La tarde en la que Benjamín me contó que quería estudiar Ingeniería
Civil no me sorprendió para nada. Mientras otros chicos soñaban con ser
youtubers o futbolistas, él hablaba de puentes y edificios. De “cargas” y
“tensiones”, palabras que yo solo conocía en el sentido emocional. A veces lo
veía dibujar planos en una hoja cualquiera, y siempre aparecía un árbol en
algún rincón del dibujo. Con una plataforma arriba. Jamás le pregunté si
aquella casa había tenido algo que ver con la decisión. Hay preguntas que uno a
veces no hace. De grande se te exprime un poco la cabeza, las cosas ya no están
tan claras.
Tenía cincuenta y tres años cuando le dieron el título de
ingeniero. Me lloré todo. Él me abrazó, agradecido, y me dijo que la primera
obra había sido la casa que aún seguía ahí.
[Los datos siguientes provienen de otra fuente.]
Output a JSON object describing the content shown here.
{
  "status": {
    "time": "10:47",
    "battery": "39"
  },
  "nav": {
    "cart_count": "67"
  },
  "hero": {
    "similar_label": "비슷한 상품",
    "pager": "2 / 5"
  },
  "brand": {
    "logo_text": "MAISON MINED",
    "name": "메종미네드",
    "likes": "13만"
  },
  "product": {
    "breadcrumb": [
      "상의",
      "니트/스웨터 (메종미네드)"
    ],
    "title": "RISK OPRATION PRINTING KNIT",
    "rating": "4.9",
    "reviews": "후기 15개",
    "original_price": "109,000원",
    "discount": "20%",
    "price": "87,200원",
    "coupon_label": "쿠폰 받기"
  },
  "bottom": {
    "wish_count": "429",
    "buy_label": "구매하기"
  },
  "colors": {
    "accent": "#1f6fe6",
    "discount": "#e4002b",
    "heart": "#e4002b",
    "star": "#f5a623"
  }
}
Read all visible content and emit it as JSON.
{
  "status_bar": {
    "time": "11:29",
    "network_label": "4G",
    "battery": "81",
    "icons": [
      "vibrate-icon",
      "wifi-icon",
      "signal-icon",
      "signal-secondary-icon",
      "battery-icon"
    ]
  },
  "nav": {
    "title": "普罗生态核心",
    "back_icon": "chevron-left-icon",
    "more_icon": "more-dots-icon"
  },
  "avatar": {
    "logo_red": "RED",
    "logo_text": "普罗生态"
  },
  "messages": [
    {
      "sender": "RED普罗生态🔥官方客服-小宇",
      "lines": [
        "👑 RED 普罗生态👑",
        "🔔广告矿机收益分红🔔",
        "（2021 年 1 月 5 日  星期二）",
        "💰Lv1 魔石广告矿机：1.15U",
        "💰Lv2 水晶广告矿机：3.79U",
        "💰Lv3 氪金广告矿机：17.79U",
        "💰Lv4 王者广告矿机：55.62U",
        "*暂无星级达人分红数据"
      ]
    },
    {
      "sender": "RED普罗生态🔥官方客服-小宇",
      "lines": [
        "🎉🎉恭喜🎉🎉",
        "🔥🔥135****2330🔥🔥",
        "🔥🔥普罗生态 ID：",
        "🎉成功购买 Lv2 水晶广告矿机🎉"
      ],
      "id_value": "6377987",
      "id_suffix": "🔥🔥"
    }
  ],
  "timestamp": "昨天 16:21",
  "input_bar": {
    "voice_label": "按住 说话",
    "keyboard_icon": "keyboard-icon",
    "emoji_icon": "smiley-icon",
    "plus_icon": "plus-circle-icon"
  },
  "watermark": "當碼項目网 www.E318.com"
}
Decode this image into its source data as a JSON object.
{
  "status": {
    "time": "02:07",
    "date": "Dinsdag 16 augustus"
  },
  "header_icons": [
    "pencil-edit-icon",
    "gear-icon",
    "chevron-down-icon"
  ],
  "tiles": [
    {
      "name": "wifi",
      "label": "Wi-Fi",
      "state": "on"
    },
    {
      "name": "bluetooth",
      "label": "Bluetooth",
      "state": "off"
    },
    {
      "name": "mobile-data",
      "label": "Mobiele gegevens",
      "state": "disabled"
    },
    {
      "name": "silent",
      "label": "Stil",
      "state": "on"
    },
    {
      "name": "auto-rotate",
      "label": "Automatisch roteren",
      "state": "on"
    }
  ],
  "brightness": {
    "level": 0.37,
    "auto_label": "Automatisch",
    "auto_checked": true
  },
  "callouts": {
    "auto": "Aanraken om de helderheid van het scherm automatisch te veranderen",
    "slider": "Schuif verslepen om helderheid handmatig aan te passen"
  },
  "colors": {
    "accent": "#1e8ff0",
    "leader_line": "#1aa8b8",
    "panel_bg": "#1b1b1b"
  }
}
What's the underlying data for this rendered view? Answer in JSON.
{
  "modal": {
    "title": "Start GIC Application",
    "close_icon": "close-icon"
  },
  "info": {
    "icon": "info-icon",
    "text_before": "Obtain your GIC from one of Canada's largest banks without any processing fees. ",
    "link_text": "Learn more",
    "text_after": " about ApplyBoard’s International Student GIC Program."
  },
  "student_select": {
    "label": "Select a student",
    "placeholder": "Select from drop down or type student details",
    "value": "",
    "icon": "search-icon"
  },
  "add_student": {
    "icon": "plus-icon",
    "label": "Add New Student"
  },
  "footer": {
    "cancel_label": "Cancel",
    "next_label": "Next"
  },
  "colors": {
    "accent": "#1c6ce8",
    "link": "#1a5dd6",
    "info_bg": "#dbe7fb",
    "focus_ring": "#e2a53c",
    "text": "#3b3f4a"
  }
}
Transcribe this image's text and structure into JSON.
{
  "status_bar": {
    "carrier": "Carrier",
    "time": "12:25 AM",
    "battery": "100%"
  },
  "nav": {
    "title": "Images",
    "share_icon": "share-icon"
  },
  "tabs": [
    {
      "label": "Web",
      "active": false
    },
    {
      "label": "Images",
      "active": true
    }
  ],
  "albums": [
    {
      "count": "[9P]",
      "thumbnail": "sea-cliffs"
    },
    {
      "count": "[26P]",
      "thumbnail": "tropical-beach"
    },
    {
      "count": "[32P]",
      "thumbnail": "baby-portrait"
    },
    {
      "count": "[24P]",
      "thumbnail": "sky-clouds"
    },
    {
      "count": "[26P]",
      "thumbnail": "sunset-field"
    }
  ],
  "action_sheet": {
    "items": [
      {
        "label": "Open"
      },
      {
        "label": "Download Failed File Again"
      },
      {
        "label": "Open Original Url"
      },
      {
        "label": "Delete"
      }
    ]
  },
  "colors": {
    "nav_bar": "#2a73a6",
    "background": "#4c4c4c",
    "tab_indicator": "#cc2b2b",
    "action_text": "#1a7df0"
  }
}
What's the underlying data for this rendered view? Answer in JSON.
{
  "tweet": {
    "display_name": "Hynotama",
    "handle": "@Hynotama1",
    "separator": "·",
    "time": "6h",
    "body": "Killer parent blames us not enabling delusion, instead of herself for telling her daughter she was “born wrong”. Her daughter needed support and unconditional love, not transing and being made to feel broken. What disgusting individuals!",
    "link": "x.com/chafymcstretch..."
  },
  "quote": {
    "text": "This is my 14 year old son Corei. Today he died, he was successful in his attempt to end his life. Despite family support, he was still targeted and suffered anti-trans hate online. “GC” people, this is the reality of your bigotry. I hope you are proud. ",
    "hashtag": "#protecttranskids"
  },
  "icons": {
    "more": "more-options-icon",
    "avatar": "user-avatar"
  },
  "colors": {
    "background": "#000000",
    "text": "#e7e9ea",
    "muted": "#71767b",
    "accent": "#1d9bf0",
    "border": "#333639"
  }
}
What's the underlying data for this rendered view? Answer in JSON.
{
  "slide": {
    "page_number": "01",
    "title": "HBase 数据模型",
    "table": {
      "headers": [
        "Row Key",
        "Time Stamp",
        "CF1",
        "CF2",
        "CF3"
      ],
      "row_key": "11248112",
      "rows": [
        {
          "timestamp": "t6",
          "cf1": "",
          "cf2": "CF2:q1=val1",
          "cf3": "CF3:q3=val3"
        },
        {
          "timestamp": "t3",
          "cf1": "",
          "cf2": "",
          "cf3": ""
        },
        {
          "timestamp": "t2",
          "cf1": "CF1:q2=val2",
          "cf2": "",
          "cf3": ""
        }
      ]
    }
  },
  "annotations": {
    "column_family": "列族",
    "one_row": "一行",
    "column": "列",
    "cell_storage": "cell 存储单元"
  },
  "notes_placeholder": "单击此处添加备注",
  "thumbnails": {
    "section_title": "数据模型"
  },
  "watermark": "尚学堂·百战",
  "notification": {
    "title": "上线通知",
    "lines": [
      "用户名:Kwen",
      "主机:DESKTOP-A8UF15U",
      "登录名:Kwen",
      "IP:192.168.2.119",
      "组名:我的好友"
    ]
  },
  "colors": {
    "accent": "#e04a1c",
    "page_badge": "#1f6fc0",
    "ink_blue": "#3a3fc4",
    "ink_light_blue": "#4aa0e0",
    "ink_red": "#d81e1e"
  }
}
Lo que sí había cambiado era todo lo
demás. El barrio tenía casas nuevas, más rejas y alarmas, más gente apurada. El
mundo, en general, continuó su curso caótico. Esa estructura precaria, armada
sin planos, con clavos torcidos y un padre que no sabía qué estaba haciendo, todavía
resistía.
A veces pienso que la casita del árbol entendió algo antes que
nosotros. Que no hacía falta crecer para permanecer. Que no todo tiene que
mejorar, optimizarse, modernizarse. Que algunas cosas solo tienen que estar
bien apoyadas. Suelo abrirme una latita de cerveza y sentarme un rato a mirarla
desde abajo. La casa nunca se terminó. Sigue ahí, suspendida entre ramas,
resistiendo a su manera. Cruje un poco. Como yo. Todavía tiene un par de clavos
torcidos. Como yo. El mismo martillo grande, ahora oxidado, sigue tirado en el
galpón. Benja ya no me visita tanto, pero a veces todavía me parece escucharlo
con su vocecita de 9 años diciéndome:
—¿Viste, papá? Al final la casa sí aguantó.